Saying that Planning and Natural Resources monitors the Bovoni landfill on compliance issues, Griffin read a laundry list of problems found at the site. Among them: lack of mechanisms for monitoring methane gas, preventing expansion of the landfill into the adjacent mangroves, monitoring groundwater, and preventing sewage, sludge, liquids and hazardous waste from being discharged at the landfill.
Other problems included no clearly marked areas for different types of waste, no attendant on site to direct people bringing in garbage, and no source of water to fight fires.
Creque said Public Works is planning to hire three people to direct deliveries to the proper areas of the landfill and four enforcement officers to ticket drivers of uncovered or overloaded trucks, as well as people who litter. He said this will be done once Public Works received money appropriated by the Legislature for those purposes.

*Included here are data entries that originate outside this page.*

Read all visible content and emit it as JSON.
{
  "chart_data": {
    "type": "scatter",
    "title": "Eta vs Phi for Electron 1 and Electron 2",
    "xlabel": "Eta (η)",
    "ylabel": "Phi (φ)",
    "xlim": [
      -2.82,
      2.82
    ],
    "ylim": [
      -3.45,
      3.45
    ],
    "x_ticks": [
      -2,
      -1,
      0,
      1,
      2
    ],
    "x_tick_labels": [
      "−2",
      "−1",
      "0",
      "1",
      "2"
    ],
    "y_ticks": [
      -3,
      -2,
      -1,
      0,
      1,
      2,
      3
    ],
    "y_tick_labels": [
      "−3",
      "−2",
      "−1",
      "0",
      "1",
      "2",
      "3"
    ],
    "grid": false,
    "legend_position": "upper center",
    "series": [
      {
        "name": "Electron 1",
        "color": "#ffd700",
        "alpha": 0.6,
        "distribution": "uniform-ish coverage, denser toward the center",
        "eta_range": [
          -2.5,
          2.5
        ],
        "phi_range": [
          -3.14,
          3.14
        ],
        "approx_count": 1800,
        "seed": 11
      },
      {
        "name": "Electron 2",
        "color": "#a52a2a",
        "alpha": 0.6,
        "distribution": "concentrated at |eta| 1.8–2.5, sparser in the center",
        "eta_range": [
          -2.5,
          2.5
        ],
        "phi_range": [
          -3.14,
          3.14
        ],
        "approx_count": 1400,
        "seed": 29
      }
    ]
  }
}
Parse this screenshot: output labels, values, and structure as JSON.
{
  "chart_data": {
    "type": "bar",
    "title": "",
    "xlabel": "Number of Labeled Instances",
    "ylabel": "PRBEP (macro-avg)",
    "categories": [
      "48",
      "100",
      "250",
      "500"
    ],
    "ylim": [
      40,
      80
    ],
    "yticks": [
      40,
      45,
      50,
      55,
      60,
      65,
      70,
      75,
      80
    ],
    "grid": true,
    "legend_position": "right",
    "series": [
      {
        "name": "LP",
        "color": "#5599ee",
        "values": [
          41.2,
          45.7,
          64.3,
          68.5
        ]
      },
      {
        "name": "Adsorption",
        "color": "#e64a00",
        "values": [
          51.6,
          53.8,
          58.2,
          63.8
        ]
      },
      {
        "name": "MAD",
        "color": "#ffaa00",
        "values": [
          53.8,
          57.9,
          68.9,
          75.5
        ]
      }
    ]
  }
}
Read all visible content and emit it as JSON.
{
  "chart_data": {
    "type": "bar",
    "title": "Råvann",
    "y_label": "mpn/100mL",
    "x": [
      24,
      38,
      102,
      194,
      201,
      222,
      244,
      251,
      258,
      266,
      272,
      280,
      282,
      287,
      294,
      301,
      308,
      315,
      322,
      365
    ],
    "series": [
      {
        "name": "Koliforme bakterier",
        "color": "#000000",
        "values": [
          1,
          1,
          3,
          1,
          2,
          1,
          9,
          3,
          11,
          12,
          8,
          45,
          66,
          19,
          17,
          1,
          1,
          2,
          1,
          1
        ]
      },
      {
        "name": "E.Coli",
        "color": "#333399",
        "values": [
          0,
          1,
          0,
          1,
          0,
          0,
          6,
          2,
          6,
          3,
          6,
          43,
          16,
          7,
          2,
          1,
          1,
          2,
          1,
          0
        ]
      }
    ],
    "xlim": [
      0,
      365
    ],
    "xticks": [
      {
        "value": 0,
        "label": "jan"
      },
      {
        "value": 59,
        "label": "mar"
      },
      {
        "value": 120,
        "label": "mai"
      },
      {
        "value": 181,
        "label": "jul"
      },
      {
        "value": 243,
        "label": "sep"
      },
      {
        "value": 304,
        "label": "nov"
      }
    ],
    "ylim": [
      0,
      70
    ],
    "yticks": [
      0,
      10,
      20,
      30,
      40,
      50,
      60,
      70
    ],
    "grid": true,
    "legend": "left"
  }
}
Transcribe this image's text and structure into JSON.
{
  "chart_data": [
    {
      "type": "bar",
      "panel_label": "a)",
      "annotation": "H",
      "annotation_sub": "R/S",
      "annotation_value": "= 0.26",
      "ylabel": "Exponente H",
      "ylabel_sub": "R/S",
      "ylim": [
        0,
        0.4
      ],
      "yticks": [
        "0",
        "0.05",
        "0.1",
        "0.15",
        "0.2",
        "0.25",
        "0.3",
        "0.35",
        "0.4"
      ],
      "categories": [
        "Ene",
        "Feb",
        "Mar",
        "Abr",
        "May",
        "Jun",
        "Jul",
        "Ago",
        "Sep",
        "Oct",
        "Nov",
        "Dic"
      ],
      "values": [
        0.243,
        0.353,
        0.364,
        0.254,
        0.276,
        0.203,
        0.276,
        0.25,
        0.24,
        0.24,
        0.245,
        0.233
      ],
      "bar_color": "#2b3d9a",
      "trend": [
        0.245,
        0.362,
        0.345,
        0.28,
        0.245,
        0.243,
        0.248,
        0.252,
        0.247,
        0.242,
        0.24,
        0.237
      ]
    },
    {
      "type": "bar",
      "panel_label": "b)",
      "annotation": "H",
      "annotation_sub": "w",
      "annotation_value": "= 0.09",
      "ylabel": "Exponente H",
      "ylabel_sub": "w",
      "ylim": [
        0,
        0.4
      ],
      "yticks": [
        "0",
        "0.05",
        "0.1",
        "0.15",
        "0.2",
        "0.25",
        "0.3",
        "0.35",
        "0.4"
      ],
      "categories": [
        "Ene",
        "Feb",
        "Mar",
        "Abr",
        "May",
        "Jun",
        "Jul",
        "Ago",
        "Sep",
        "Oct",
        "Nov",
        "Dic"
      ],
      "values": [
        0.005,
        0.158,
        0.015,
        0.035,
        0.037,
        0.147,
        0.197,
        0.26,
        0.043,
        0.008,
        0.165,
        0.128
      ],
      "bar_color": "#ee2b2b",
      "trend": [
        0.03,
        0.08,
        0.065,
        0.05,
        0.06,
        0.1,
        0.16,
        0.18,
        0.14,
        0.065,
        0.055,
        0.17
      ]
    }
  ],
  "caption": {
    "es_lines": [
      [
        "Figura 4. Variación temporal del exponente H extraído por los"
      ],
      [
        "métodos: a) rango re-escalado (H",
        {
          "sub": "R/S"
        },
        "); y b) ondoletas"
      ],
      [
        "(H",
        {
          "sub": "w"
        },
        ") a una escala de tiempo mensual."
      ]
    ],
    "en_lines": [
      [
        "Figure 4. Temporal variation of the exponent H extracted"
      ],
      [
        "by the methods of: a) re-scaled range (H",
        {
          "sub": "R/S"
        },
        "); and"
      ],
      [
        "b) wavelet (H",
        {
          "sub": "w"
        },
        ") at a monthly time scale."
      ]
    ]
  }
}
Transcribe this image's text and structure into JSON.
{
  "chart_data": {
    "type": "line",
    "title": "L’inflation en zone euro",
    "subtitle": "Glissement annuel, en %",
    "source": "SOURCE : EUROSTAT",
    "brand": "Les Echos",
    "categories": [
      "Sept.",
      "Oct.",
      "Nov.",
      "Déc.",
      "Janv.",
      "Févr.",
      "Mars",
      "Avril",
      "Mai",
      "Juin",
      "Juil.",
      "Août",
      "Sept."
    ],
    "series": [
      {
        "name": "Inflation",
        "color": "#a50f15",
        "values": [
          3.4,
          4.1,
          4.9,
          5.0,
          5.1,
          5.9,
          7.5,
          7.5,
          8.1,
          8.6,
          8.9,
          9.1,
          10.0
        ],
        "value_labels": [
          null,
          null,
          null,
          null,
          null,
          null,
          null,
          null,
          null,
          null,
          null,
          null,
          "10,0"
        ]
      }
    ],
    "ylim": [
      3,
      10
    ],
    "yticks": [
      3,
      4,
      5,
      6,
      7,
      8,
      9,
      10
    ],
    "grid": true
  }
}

Griffin also said a project to clean up contaminated soil near oil igloos has not been completed; wind-blown dust, paper and other debris remain uncontrolled; there do not appear to be regular cleanups of this debris, animals roam the site; and the operator has incomplete or nonexistent records.
Committee members present in addition to Bryan and Cole were Sens. Roosevelt David and Carlton Dowe. Sen. Norma Pickard-Samuel also attended. Committee members not present were Sens. Adlah "Foncie" Donastorg, Alicia "Chuckie" Hansen and Celestino A. White Sr.